The East Ridge Housing Commission met Monday night at City Hall without its Chairman, Eddie Phillips.
In a letter dated May 7, Phillips wrote that he was too busy serving in various public safety positions – including mutual aid, secretary of the county’s 911 board and as Director of the Southeastern & International Association of Fire Chiefs – to continue with his responsibilities with the housing commission.
In the letter addressed to City Manager J. Scott Miller, Phillips wrote that he also intended to resign from the East Ridge Housing and Redevelopment Authority, prior to it being dissolved. The resignation letter was apparently written on the same day in which the ERHRA held a community meeting in which hundreds of concerned citizens showed up to protest the prospect of eminent domain being exercised on their homes.
“My hope is that the city will continue to try to address abandoned, boarded up, and unsafe properties that impact the beauty, value and safety of our communities,” Phillips wrote in the letter.
In Phillips’ absence, housing commission Vice-Chairman Jim Winters ran the meeting that had three items on the agenda. Commissioner Travis Olinger was not in attendance at the meeting.
The housing commission received an update on the demolition of an abandoned building at the Sweetbay Apartment complex on Fountain Avenue. The owners have been working with the commission for several months on addressing the crumbling structure. A representative of Lexington Asset Management, the owners of the complex, said that financing is being sought for the demo work. He anticipated moving forward with demolition by the middle of June.
The owners of Sweetbay intend to build a new unit on the site.
Ronald Johnson, the owner of a condemned house at 3412 Bennett Rd., was appealing an order to have his house razed.
Code enforcement officials told the board that the foundation was crumbling, the porches were falling off the house, there was an accumulation of rubbish on the property and that the structure was a fire hazard.
Johnson, who is in ill health, appeared with his two sons. The family has been living in a motel since the city condemned the home. The Johnson family told the board it has lined up a contractor to help bring the structure back up to code. Johnson had lived in the home for 30 years, he said. The Johnsons have already bought $4,000 in materials to address rehabbing the house.
Vice-Chairman Winters said that the house needed extensive work and that it was “going to take more than two guys” to address the multiple problems the structure has. The board granted the Johnson family 30 days in which to obtain an engineering report on the integrity of the homes foundation. The Johnsons were told to appear befor the board at its June 11 meeting to give an update.
Ora Powell was asking the housing commission for an extra six months to clean up her property at 1603 South Seminole Drive.
Codes enforcement official Charley Ritchie told the board that there have been complaints of “squatters” living in the house. The house has been unsecured and its swimming pool is brimming with stagnant water. Inside, “the house is full to the brim with everything you can think of,” Ritchie said. The yard is completely overgrown and codes enforcement officials had a difficult time getting to the front porch.

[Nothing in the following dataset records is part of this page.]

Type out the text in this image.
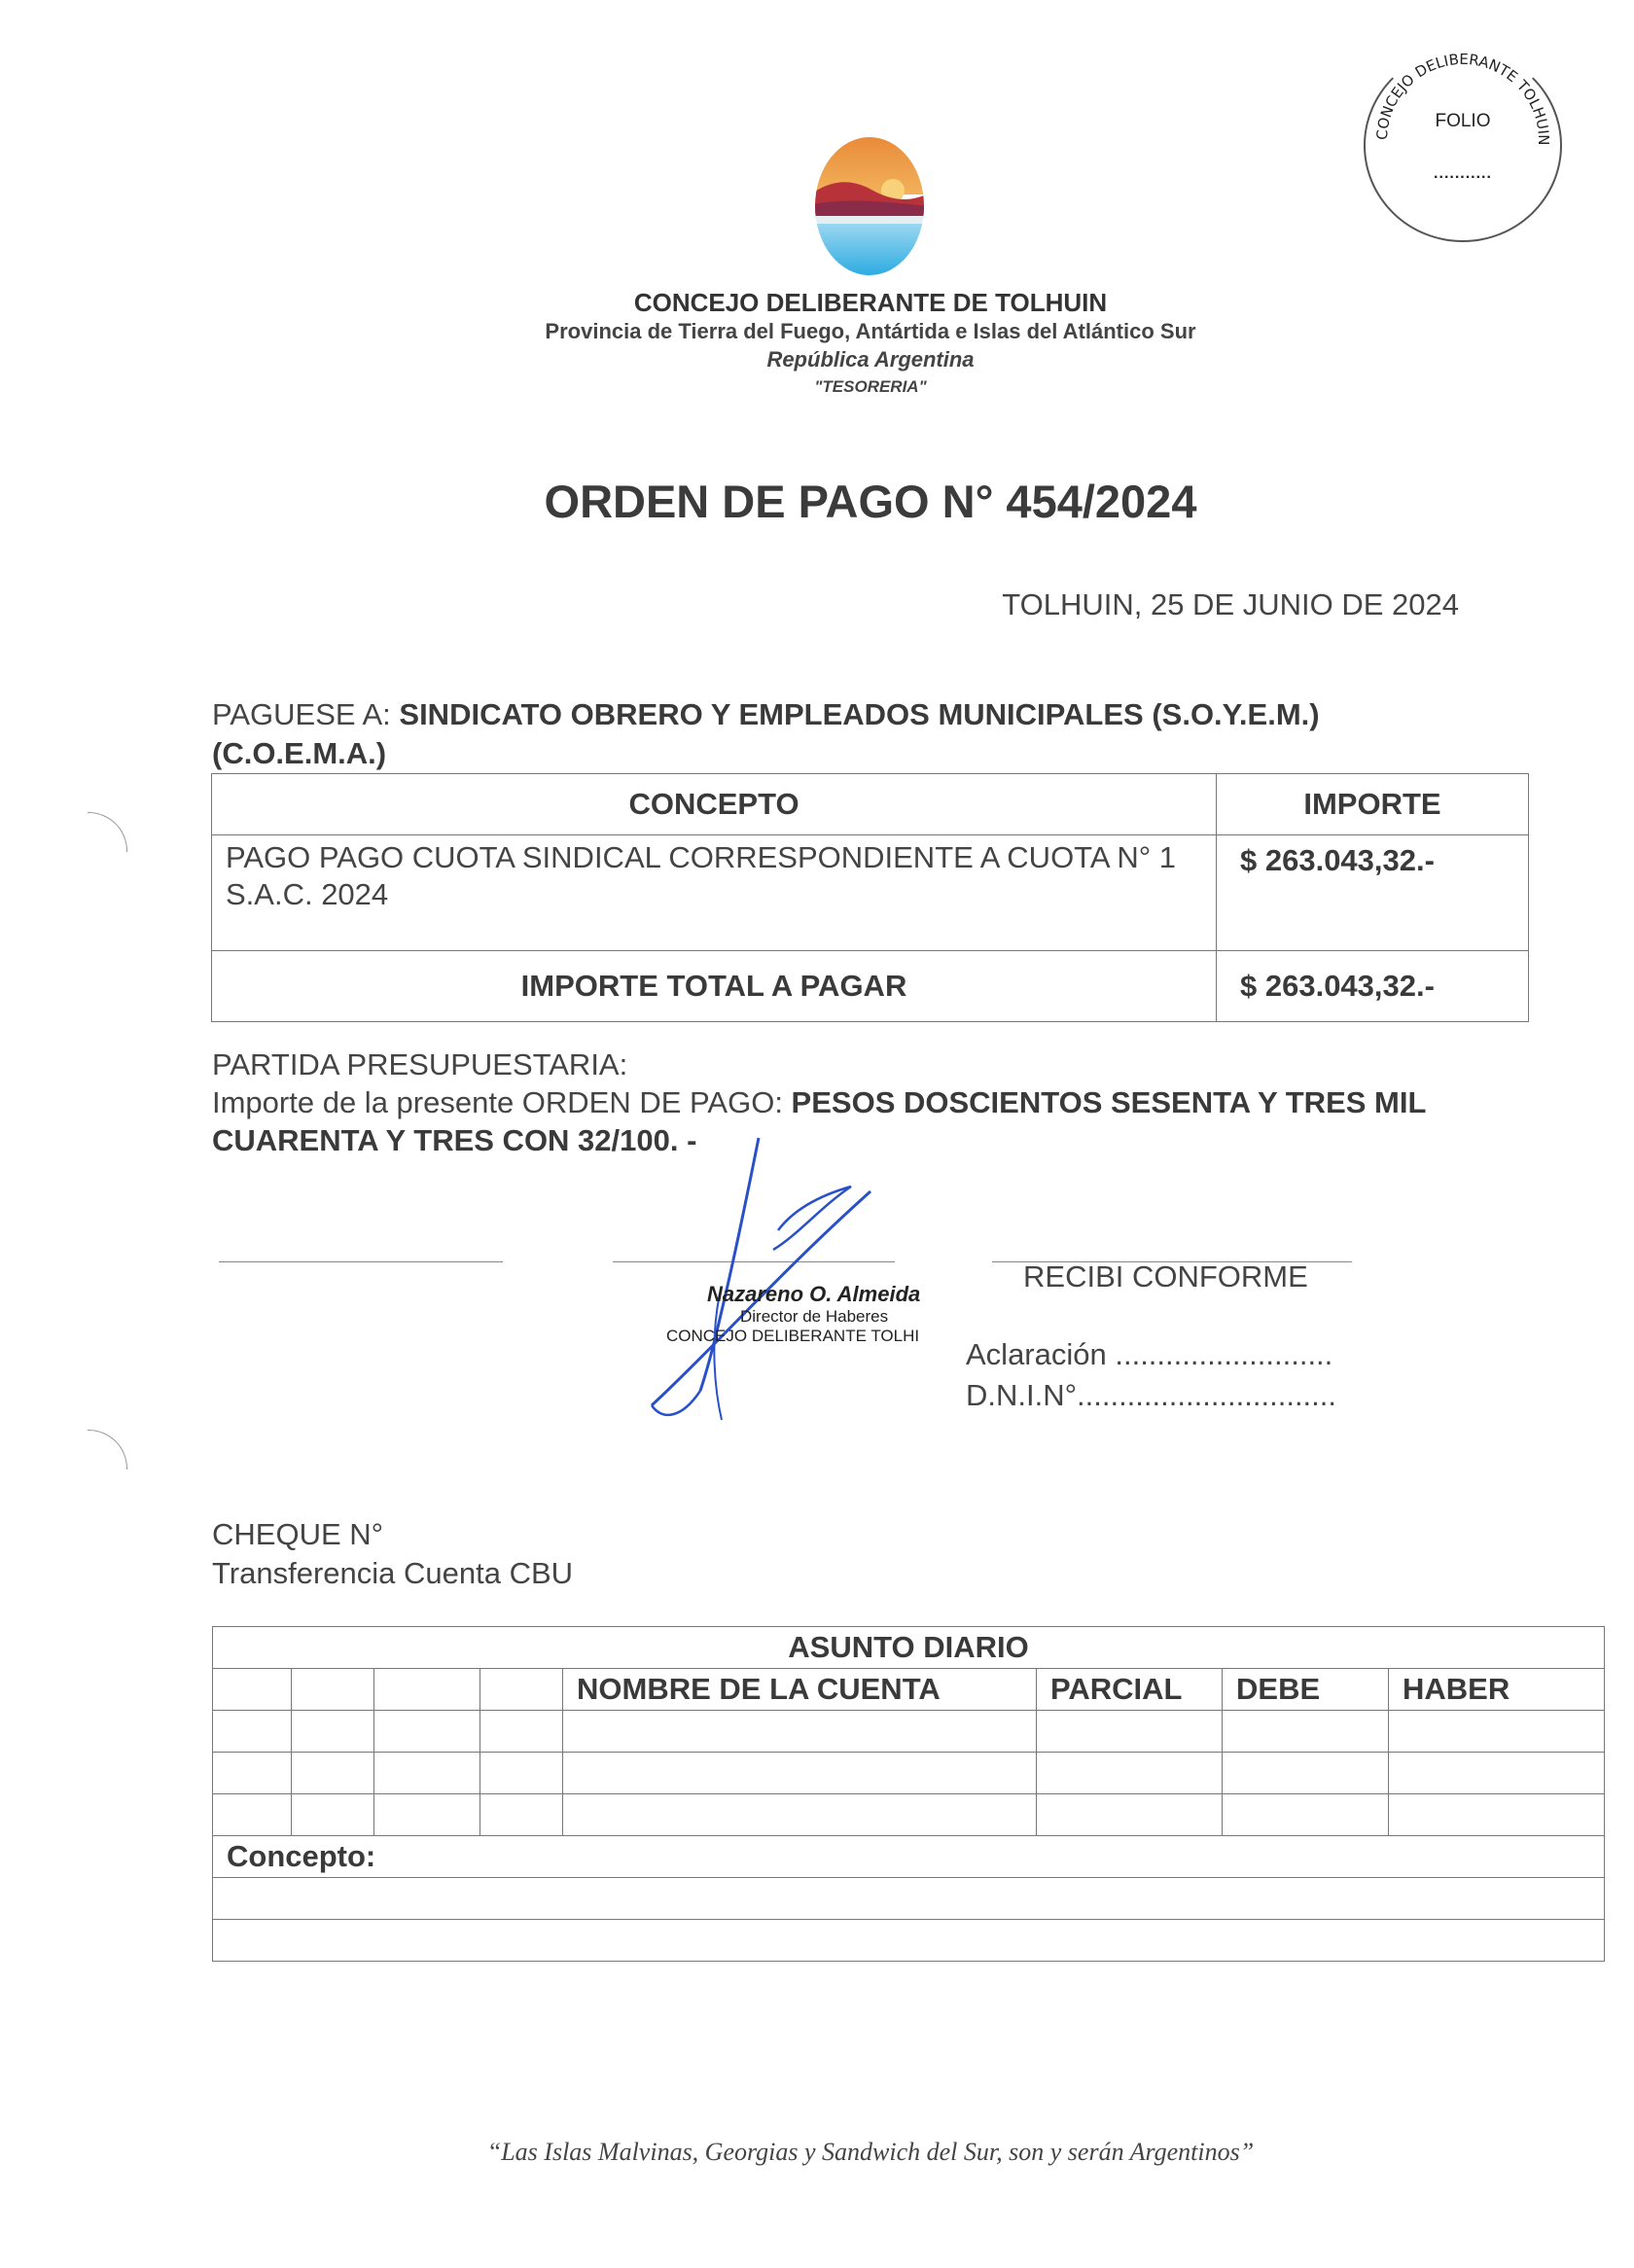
CONCEJO DELIBERANTE TOLHUIN
FOLIO
...........
CONCEJO DELIBERANTE DE TOLHUIN
Provincia de Tierra del Fuego, Antártida e Islas del Atlántico Sur
República Argentina
"TESORERIA"
ORDEN DE PAGO N° 454/2024
TOLHUIN, 25 DE JUNIO DE 2024
PAGUESE A: SINDICATO OBRERO Y EMPLEADOS MUNICIPALES (S.O.Y.E.M.)(C.O.E.M.A.)
CONCEPTO	IMPORTE
PAGO PAGO CUOTA SINDICAL CORRESPONDIENTE A CUOTA N° 1 S.A.C. 2024	$ 263.043,32.-
IMPORTE TOTAL A PAGAR	$ 263.043,32.-
PARTIDA PRESUPUESTARIA:
Importe de la presente ORDEN DE PAGO: PESOS DOSCIENTOS SESENTA Y TRES MIL CUARENTA Y TRES CON 32/100. -
Nazareno O. Almeida
Director de Haberes
CONCEJO DELIBERANTE TOLHI
RECIBI CONFORME
Aclaración ..........................
D.N.I.N°...............................
CHEQUE N°
Transferencia Cuenta CBU
ASUNTO DIARIO							
				NOMBRE DE LA CUENTA	PARCIAL	DEBE	HABER

Concepto:							

“Las Islas Malvinas, Georgias y Sandwich del Sur, son y serán Argentinos”
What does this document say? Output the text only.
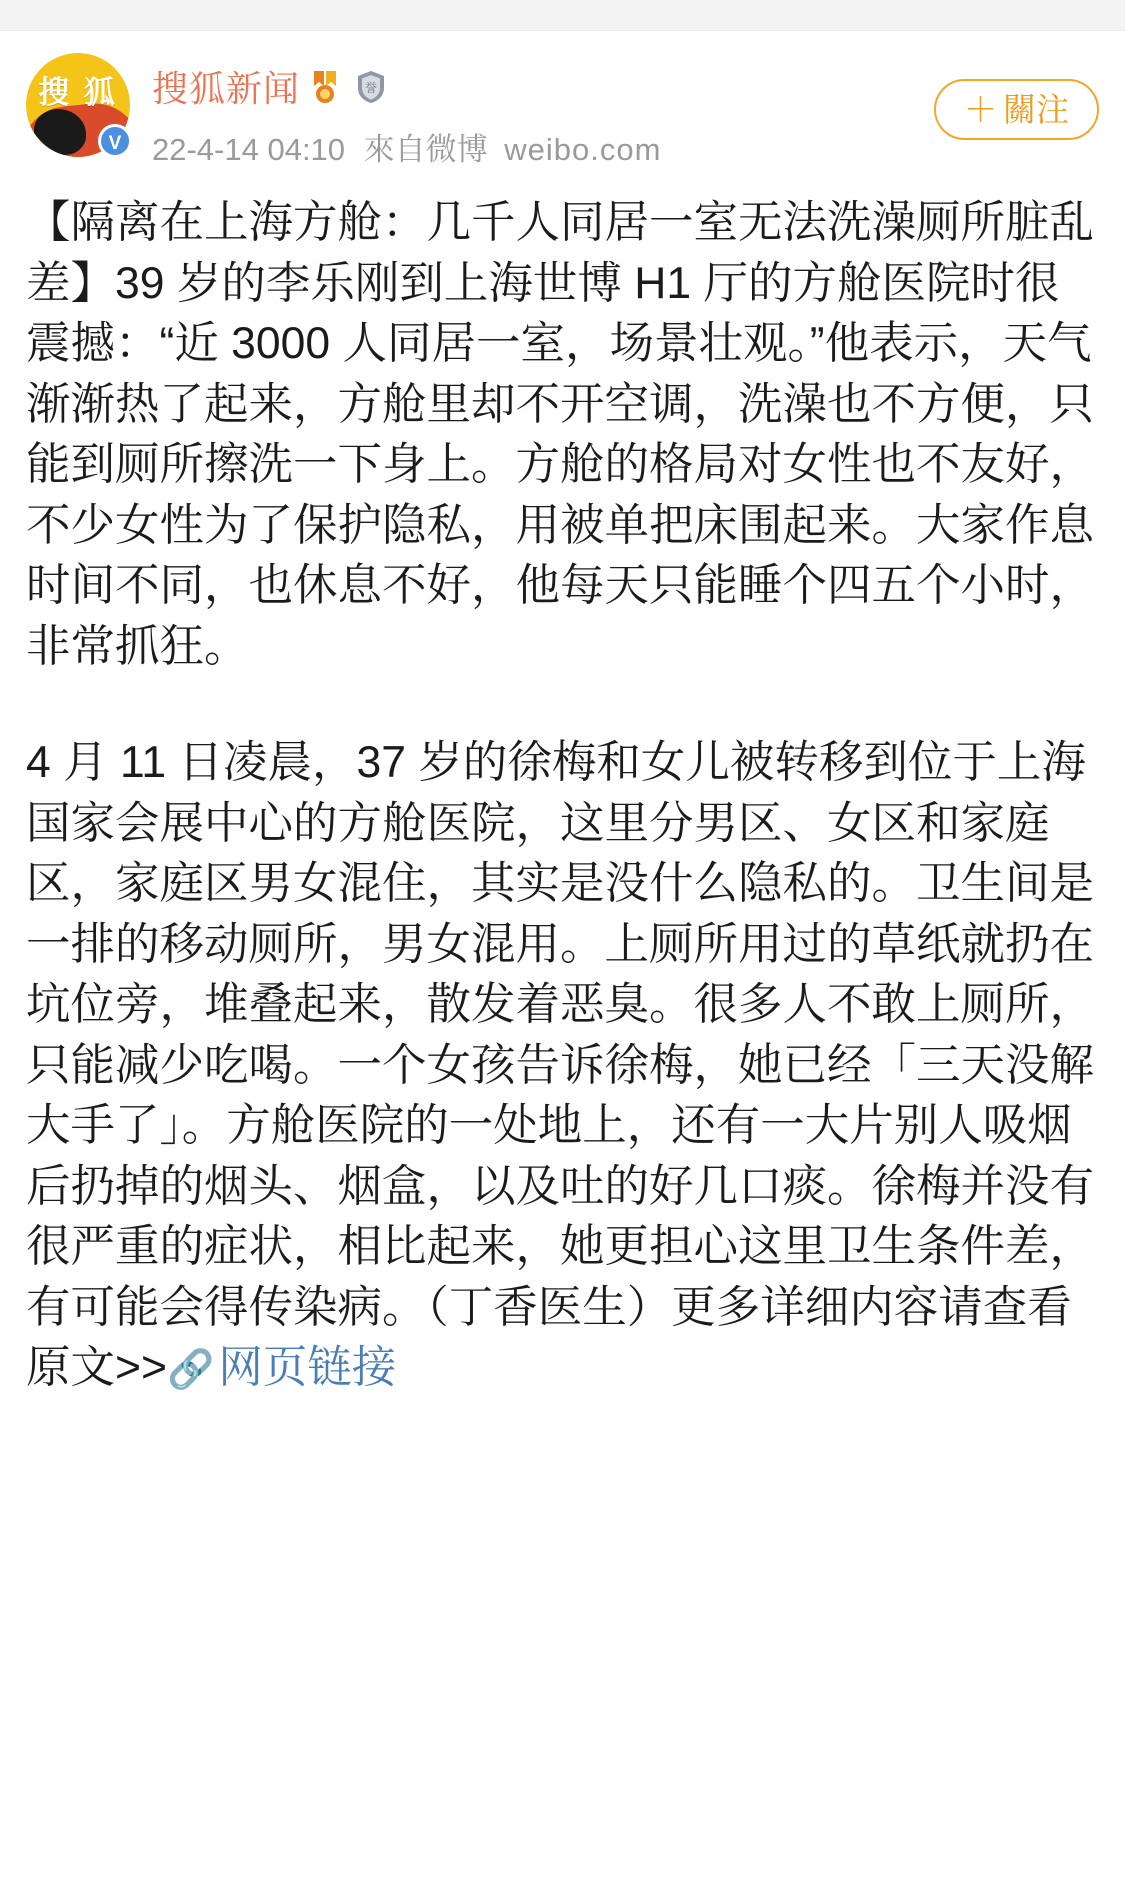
搜 狐
V
搜狐新闻	誉
22-4-14 04:10 來自微博 weibo.com
＋ 關注

【隔离在上海方舱：几千人同居一室无法洗澡厕所脏乱差】39 岁的李乐刚到上海世博 H1 厅的方舱医院时很震撼：“近 3000 人同居一室，场景壮观。”他表示，天气渐渐热了起来，方舱里却不开空调，洗澡也不方便，只能到厕所擦洗一下身上。方舱的格局对女性也不友好，不少女性为了保护隐私，用被单把床围起来。大家作息时间不同，也休息不好，他每天只能睡个四五个小时，非常抓狂。

4 月 11 日凌晨，37 岁的徐梅和女儿被转移到位于上海国家会展中心的方舱医院，这里分男区、女区和家庭区，家庭区男女混住，其实是没什么隐私的。卫生间是一排的移动厕所，男女混用。上厕所用过的草纸就扔在坑位旁，堆叠起来，散发着恶臭。很多人不敢上厕所，只能减少吃喝。一个女孩告诉徐梅，她已经「三天没解大手了」。方舱医院的一处地上，还有一大片别人吸烟后扔掉的烟头、烟盒，以及吐的好几口痰。徐梅并没有很严重的症状，相比起来，她更担心这里卫生条件差，有可能会得传染病。（丁香医生）更多详细内容请查看原文>>🔗网页链接
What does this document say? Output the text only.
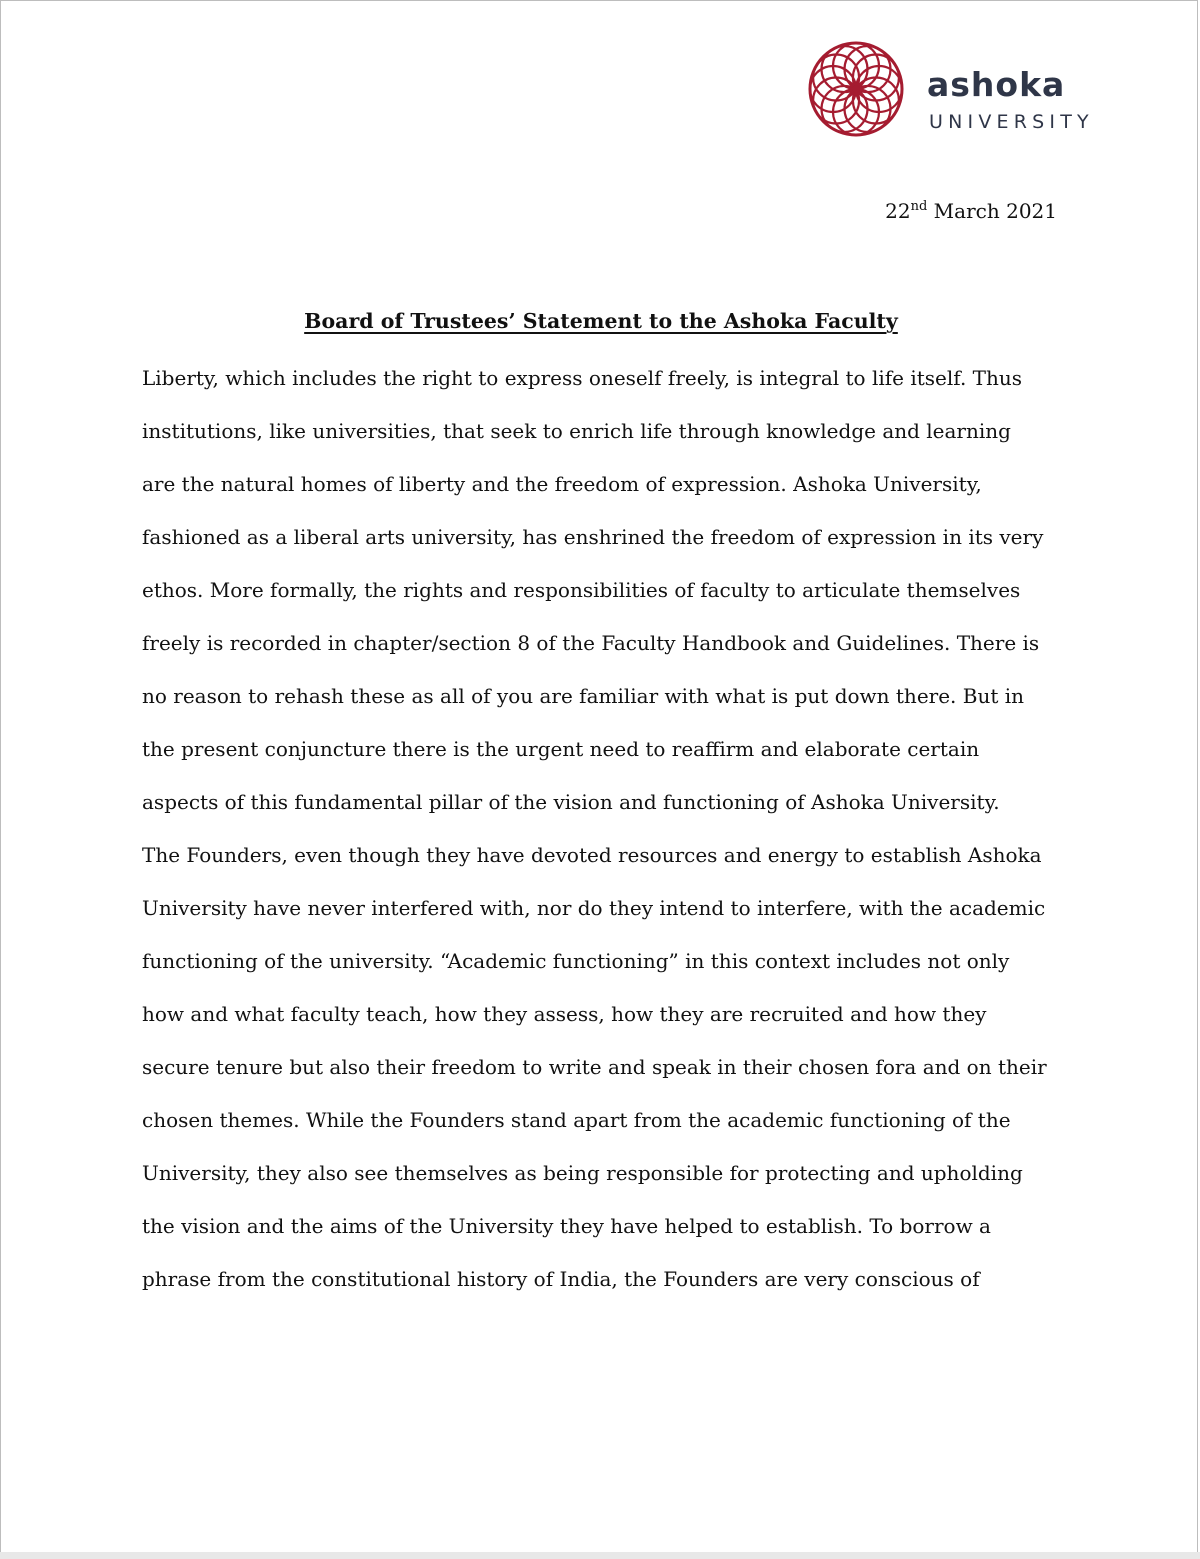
ashoka
UNIVERSITY
22nd March 2021
Board of Trustees’ Statement to the Ashoka Faculty
Liberty, which includes the right to express oneself freely, is integral to life itself. Thus
institutions, like universities, that seek to enrich life through knowledge and learning
are the natural homes of liberty and the freedom of expression. Ashoka University,
fashioned as a liberal arts university, has enshrined the freedom of expression in its very
ethos. More formally, the rights and responsibilities of faculty to articulate themselves
freely is recorded in chapter/section 8 of the Faculty Handbook and Guidelines. There is
no reason to rehash these as all of you are familiar with what is put down there. But in
the present conjuncture there is the urgent need to reaffirm and elaborate certain
aspects of this fundamental pillar of the vision and functioning of Ashoka University.
The Founders, even though they have devoted resources and energy to establish Ashoka
University have never interfered with, nor do they intend to interfere, with the academic
functioning of the university. “Academic functioning” in this context includes not only
how and what faculty teach, how they assess, how they are recruited and how they
secure tenure but also their freedom to write and speak in their chosen fora and on their
chosen themes. While the Founders stand apart from the academic functioning of the
University, they also see themselves as being responsible for protecting and upholding
the vision and the aims of the University they have helped to establish. To borrow a
phrase from the constitutional history of India, the Founders are very conscious of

Powell, who lives in a house next door on the 17-acre site, was represented by her son, Trevor Mercer. Mercer told the board that the house was secured before people broke inside. Those people relieved his mother of antiques that were being stored there.
Mercer said that he is in the process of cleaning up the property in which he was raised. He said he drained the pool of stagnant water and that recent rainwater has accumulated in the pool. Mercer, who lives in Hixson and travels in his work, said it may take him six months to get the property back in order.
Helen Lackey, who has lived across the street from Powell for 58 years, told the board that the homeowner had always neglected the property. She noted that a trailer has been on the property for 50 years and has never been moved.
According to Lackey, she spoke with Powell about the condition of her property. Lackey said that Powell responded, “I was raised in a junkyard. This doesn’t bother me.”
Another neighbor told the board that the pool was a breeding ground for mosquitoes that made the area unpleasant in which to live.
The board asked that Mercer put a cover over the pool and continue with the clean-up of the property. Mercer was ordered to return on June 11 and give a progress report to the board.